Locals at the time demanded a simpler sign that axed the list of species and just showed a fish on a hook with an “X” through it, but state Health Department officials instead returned last month proposing another draft that generally warned not to fish, crab, swim, or boat specifically when the canal is being dredged — such as during the hours that work for the current dredging-and-capping pilot program in the Fourth Street Turning Basin takes place.
But Gowanusaurs on the advisory group, as well as federal officials, said the redesigned sign’s warning is not strong enough, and that the placards must forbid people from casting lines altogether because of the noxious sludge — and tampons, dead cats, and poo — contaminating the canal.
“It’s not the dredging that impacts the situation of the fish, it’s the condition of the canal as it is right now,” said Environmental Protection Agency project manager Christos Tsiamis, the man leading the waterway’s ongoing scrub.
The state’s advisories on consuming creatures swimming throughout New York Harbor, where the Gowanus Canal’s water flows in and out of, however, are rigorous enough to protect area anglers, according to Van Genechten.
“Essentially they felt that the current advisory for the Upper Bay was strict enough based on the fish data that was provided to the Department of Health,” she said.
And because much of the marine life moves freely between the harbor and Brooklyn’s Nautical Purgatory, conducting a specific study on species from the canal itself would be difficult and costly, according to an attorney for the federal environmental agency.
“To come up with very specific, detailed information on the fish just in the canal, as opposed to those in New York Harbor, would require a very extensive and expensive study,” said Brian Carr.

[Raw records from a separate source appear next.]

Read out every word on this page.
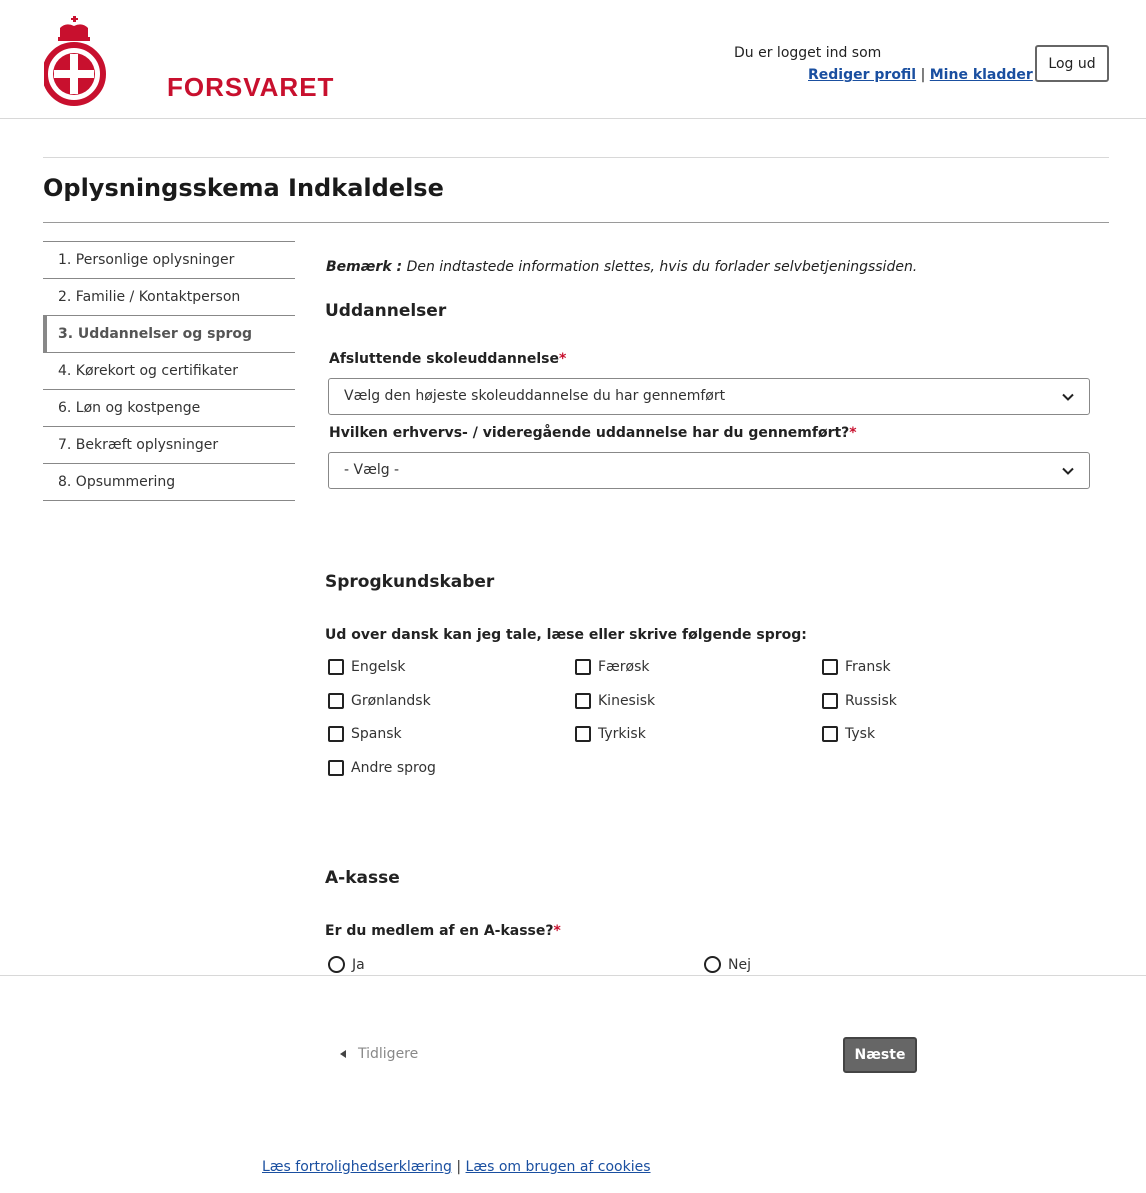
FORSVARET
Du er logget ind som
Rediger profil | Mine kladder
Log ud
Oplysningsskema Indkaldelse
1. Personlige oplysninger
2. Familie / Kontaktperson
3. Uddannelser og sprog
4. Kørekort og certifikater
6. Løn og kostpenge
7. Bekræft oplysninger
8. Opsummering

Bemærk : Den indtastede information slettes, hvis du forlader selvbetjeningssiden.

Uddannelser
Afsluttende skoleuddannelse*
Vælg den højeste skoleuddannelse du har gennemført
Hvilken erhvervs- / videregående uddannelse har du gennemført?*
- Vælg -
Sprogkundskaber
Ud over dansk kan jeg tale, læse eller skrive følgende sprog:
Engelsk	Færøsk	Fransk
Grønlandsk	Kinesisk	Russisk
Spansk	Tyrkisk	Tysk
Andre sprog
A-kasse
Er du medlem af en A-kasse?*
Ja	Nej
Tidligere	Næste
Læs fortrolighedserklæring | Læs om brugen af cookies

Still, one clean-water advocate at the meeting blasted the state for not doing enough to protect neighborhood fishers, who are known to regularly cast in the canal and from the nearby Valentino and Columbia Street piers in Red Hook, in its designs for the signs.
“I don’t get why the Department of Health has to hold back from what’s on these signs,” said Mike Dulong, a lawyer for environmental group Riverkeeper. “Why aren’t we just trying to protect the community?”